Methode van inkuilen, genoemd naar de Duitse uitvinder HARDELAND, waarbij het eiwitrijke gewas machinaal fijngemaakt en met het suikerrijke toevoegmiddel innig wordt gemengd. Als toevoegmiddelen worden bieten, melasse, gestoomde aardappelen, wcipasia en weipoeder gebruikt.
Rauwe aardappelen geven een minder goed resultaat als toevoegmiddel en worden daarom niet aangeraden.
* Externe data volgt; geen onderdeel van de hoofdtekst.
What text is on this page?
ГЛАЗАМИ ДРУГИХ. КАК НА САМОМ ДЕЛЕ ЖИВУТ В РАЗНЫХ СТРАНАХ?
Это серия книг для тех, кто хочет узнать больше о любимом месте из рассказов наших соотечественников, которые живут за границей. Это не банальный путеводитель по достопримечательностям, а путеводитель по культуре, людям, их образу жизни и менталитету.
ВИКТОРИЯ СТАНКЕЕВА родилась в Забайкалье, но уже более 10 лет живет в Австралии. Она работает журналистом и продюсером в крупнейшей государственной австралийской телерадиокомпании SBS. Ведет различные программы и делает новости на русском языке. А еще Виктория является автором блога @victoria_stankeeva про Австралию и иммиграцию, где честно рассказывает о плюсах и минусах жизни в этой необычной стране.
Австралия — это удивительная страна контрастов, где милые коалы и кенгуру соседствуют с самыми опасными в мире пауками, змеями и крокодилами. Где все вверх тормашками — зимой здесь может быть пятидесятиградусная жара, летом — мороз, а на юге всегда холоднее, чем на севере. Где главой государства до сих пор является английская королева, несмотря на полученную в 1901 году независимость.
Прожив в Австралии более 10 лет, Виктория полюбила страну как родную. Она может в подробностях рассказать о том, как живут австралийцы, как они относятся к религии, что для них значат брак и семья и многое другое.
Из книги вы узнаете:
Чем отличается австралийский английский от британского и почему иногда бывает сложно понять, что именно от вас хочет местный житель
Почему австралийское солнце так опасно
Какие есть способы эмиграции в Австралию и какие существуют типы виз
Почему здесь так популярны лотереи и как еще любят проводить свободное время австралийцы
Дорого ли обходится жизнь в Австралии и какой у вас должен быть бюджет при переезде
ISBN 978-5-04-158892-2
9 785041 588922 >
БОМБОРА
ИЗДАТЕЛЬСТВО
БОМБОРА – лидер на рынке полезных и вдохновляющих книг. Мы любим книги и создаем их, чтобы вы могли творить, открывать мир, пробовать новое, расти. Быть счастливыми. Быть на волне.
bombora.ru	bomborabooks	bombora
Bij suikerrijke producten, als b.v. suikerbietenkoppen en -loof, oude stoppelknollen, is geen toevoegmiddel nodig.Bij een goede uitvoering biedt de H. een grotere kans van slagen dan een van de andere tot nu toe bekende wijzen van inkuilen.
Het kuilvoeder verkregen volgens de H. wordt HARDELAND-kuil genoemd en bevat bij goede bereiding geen of zeer weinig boterzuur. De ingekuilde producten moeten echter zeer zindelijk worden gewassen. Dit is voor bouwlandproducten vaak een bezwaar. Als ze verontreinigd zijn met rotte delen, mestdeeltjes of grond, wordt het kuilvoer niet gaarne door het vee opgenomen.